There comes a time in every musician's life when the ebullience of youth can no longer steer the ship on its own. Opinions on philosophy, parenting and politics fill sails that were once inflated with reckless angst aimed at anything and everything, and it can be damn near impossible not to question the importance of what you're doing, no matter how hard you try to keep the volume and tempos turned all the way up.

Aging hits punks harder than most. Even though the self-aware "post-30s punk" schtick of bands like the Menzingers and Beach Slang is as often a sore reminder of what's been lost as it is a comfort for elder scenesters who've outgrown their band tees, the ability to overwhelm insecurity with charm is a powerful asset.

Loaded with buzzy guitars, shout-along choruses and tempos well above the threshold for circle pits, Darkness, Together, the latest from Portland quartet Lee Corey Oswald, is essential listening for anyone who feels trapped in the demographic netherworld that's too old for the Warped Tour and too young for Pickathon. Case in point is "You Want to Be Right or Happy?," a thundering power-pop anthem that picks apart the shallow pursuit of getting fucked up at music festivals and forgetting why you're there in the first place. It's a poignant takedown of the devolution of idle youth culture, but a bittersweet hint of FOMO coats the track as guitarist and singer Lee Ellis rails against a well-intentioned endeavor he knows he's just a tad too old to comfortably enjoy anymore.

"Neighborhood" takes a similar crack at successful peers who built homes while guitarist and vocalist Dan Silver was busy getting stoned. While classic punk acts adopt a nihilistic, sour-grapes approach to the kind of placid adulthood the album is preoccupied with, Ellis and Silver expend great effort sympathizing with friends and family who chose stability over the cheap thrills of being in a band. You'd almost feel sorry for them if the songs weren't so fun. But you can't help but wonder how the members of LCO would even handle being chained to desks while such joyous noise brews in their heads.

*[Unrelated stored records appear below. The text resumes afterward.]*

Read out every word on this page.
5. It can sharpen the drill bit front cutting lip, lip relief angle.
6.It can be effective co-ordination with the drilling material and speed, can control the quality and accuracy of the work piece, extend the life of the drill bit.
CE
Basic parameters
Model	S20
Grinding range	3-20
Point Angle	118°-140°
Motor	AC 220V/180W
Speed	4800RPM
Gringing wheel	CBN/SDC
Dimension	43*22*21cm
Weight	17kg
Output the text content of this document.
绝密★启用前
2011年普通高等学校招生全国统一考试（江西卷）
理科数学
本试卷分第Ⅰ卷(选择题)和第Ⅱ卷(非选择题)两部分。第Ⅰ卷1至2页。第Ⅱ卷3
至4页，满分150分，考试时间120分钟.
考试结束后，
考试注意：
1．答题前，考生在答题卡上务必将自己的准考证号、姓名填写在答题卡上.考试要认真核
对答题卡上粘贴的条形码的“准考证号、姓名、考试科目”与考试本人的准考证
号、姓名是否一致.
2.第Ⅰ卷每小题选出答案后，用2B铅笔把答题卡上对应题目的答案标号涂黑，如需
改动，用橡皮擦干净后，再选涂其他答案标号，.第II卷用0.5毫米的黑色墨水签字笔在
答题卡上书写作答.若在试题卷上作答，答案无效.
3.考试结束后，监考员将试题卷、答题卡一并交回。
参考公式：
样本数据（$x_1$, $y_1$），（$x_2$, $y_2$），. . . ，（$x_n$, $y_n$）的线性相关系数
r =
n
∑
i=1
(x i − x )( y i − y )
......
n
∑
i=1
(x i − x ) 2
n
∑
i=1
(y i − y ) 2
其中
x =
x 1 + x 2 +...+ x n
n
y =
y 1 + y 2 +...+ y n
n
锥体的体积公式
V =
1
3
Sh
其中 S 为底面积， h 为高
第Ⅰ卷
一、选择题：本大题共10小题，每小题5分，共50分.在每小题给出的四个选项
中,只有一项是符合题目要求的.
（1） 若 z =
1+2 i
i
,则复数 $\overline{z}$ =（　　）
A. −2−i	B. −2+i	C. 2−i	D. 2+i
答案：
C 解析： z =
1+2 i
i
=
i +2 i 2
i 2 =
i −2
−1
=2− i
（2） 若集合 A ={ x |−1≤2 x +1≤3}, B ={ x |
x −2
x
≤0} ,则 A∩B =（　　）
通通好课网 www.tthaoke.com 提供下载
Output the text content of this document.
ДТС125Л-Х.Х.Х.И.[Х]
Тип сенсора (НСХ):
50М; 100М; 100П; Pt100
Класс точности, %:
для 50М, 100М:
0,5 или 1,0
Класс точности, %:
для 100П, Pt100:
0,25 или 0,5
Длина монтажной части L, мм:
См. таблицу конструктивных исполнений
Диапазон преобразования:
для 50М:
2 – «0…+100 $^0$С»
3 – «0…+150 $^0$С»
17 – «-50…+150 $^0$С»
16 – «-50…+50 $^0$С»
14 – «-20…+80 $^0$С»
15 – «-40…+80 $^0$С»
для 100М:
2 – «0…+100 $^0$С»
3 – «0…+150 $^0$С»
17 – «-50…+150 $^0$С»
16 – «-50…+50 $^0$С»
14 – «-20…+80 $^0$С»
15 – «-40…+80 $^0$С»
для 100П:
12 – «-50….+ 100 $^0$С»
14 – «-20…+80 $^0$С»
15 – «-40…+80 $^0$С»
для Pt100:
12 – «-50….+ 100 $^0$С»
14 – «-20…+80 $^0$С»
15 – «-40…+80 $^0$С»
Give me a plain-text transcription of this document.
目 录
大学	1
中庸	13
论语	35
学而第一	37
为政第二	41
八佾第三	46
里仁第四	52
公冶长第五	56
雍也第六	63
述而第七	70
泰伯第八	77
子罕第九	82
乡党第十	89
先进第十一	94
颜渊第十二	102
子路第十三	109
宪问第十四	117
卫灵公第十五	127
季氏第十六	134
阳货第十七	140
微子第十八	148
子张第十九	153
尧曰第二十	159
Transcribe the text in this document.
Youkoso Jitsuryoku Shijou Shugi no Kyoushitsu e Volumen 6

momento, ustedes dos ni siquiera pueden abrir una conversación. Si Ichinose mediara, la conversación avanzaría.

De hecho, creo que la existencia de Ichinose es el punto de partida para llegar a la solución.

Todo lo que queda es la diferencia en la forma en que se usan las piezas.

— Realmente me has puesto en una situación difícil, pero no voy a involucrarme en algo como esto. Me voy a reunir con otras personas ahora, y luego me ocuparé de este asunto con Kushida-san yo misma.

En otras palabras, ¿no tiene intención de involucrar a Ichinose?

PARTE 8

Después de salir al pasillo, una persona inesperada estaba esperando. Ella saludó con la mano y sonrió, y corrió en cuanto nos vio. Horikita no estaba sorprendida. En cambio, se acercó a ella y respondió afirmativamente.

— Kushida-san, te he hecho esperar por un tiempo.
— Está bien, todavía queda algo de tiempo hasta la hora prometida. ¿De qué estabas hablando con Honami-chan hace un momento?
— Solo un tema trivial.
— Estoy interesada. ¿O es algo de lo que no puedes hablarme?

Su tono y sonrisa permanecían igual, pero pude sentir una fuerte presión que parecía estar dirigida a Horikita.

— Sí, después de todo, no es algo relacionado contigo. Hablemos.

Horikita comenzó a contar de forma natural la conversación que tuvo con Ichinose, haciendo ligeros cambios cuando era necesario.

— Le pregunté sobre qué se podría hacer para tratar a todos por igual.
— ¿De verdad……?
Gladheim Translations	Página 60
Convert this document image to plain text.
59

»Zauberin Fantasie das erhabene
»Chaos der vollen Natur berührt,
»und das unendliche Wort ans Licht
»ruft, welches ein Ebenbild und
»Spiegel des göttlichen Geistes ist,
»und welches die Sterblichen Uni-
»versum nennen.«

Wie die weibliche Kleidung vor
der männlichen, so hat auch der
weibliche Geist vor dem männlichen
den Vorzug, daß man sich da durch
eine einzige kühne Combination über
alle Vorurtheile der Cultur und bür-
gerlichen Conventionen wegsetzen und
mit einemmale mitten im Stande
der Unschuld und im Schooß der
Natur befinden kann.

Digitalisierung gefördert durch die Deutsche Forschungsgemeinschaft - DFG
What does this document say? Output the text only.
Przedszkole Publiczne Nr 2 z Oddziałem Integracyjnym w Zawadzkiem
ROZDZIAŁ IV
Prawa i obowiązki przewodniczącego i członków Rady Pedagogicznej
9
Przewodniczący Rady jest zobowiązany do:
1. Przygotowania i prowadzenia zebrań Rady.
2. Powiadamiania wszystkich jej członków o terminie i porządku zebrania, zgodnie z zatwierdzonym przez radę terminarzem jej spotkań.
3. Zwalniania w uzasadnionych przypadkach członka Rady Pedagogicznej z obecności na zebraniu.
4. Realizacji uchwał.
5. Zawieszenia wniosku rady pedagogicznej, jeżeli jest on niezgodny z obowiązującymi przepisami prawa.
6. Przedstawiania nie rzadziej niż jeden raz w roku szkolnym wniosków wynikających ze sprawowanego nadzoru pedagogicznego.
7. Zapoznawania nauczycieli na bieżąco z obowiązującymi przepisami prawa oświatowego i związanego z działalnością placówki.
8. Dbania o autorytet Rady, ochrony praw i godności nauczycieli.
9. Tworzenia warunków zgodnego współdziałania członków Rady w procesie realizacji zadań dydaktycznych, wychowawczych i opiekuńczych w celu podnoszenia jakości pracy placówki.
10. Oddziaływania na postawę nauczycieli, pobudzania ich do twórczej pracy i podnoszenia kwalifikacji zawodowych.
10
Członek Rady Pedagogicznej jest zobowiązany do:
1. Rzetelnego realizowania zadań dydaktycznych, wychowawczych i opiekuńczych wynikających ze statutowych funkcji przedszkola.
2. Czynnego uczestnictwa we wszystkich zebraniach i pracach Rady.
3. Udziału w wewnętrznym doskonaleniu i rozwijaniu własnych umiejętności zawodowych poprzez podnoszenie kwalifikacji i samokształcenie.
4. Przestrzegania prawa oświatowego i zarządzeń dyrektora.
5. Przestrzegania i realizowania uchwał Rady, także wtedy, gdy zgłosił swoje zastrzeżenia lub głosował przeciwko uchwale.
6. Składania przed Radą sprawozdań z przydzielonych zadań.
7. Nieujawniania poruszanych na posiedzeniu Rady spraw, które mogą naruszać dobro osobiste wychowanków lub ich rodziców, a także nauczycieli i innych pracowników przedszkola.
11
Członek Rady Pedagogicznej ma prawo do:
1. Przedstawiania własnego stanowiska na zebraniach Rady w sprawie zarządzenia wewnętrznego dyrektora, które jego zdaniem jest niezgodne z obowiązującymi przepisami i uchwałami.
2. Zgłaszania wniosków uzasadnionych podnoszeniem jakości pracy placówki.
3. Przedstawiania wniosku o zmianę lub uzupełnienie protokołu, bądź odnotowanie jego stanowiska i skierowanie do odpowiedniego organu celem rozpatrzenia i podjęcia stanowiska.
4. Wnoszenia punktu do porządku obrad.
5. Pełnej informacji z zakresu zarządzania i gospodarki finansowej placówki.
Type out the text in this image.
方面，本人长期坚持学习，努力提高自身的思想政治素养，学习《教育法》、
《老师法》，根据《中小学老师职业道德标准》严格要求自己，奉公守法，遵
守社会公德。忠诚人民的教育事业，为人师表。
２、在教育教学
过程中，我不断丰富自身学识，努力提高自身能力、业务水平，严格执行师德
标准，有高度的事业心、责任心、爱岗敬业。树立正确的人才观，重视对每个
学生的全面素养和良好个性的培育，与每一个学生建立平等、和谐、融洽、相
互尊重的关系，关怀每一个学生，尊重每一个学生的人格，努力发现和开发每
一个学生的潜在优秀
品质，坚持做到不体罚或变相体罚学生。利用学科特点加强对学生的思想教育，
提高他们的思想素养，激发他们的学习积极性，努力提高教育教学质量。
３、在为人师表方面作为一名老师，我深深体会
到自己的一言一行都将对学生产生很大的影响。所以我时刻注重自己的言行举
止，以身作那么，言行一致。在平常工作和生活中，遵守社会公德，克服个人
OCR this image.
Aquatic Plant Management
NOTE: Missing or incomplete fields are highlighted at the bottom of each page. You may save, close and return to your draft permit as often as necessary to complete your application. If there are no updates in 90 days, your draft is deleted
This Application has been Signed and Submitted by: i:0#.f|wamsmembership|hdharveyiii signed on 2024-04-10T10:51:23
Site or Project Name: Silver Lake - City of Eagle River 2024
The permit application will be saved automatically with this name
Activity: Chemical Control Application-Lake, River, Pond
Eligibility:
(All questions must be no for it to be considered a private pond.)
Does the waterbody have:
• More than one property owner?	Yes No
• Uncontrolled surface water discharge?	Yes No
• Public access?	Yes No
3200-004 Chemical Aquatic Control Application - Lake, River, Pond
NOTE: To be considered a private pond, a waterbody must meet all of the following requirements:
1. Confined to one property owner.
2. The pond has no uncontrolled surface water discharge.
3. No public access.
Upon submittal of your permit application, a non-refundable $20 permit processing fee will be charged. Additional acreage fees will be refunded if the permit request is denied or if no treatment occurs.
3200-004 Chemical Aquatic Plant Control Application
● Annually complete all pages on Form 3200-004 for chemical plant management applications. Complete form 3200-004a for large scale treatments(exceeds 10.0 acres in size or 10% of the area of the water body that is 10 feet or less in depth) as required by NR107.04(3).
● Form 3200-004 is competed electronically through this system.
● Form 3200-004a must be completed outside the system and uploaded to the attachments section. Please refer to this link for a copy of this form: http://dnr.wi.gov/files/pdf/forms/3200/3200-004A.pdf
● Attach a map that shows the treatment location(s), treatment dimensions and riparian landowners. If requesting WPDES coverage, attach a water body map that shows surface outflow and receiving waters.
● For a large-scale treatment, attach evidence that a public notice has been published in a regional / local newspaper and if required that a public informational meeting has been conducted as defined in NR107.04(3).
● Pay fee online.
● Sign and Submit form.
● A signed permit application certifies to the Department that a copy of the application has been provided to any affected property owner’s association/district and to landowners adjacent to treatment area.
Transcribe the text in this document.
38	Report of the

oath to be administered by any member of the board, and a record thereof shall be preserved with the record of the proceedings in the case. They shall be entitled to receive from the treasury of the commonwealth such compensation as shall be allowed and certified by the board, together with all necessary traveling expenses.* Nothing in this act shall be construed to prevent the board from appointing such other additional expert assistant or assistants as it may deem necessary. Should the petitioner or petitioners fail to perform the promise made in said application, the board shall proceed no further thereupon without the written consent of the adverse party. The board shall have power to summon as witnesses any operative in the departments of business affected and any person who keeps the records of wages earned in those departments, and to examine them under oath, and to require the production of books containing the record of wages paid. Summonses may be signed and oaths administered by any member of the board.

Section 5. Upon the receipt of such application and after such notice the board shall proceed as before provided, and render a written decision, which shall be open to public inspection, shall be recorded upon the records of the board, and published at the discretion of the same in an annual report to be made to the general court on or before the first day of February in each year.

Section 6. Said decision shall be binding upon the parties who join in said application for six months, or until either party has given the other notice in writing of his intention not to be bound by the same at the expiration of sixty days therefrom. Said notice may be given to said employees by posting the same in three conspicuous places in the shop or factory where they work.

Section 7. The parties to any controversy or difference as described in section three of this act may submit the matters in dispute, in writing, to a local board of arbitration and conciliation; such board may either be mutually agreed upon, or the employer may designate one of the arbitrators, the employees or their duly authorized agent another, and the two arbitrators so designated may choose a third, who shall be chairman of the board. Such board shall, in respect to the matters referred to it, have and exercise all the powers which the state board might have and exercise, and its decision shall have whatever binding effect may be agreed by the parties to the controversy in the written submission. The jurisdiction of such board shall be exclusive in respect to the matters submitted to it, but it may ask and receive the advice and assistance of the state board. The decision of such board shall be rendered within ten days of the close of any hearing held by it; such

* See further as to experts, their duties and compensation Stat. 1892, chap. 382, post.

Had Darkness, Together been released a decade ago, it would certainly have given LCO a fighting chance to pick up a headlining slot with an East Coast emo heavyweight. It's not an outright emo record, per se—it's easier to liken their affinity for slick guitar solos and compressed top-end to pro-level Weezer cosplay than to the bummed-out jangle that's enveloped every recent college grad with a guitar and a quick commute to Philadelphia. But the countless moments when Silver and Ellis eschew bitter shit-talking for reluctant what-if's are undeniably appealing to those who dearly long for the days when the Brand New and Taking Back Sunday were the still the cream of the crop.

HEAR IT: Darkness, Together is available now through A-F Records and across streaming platforms.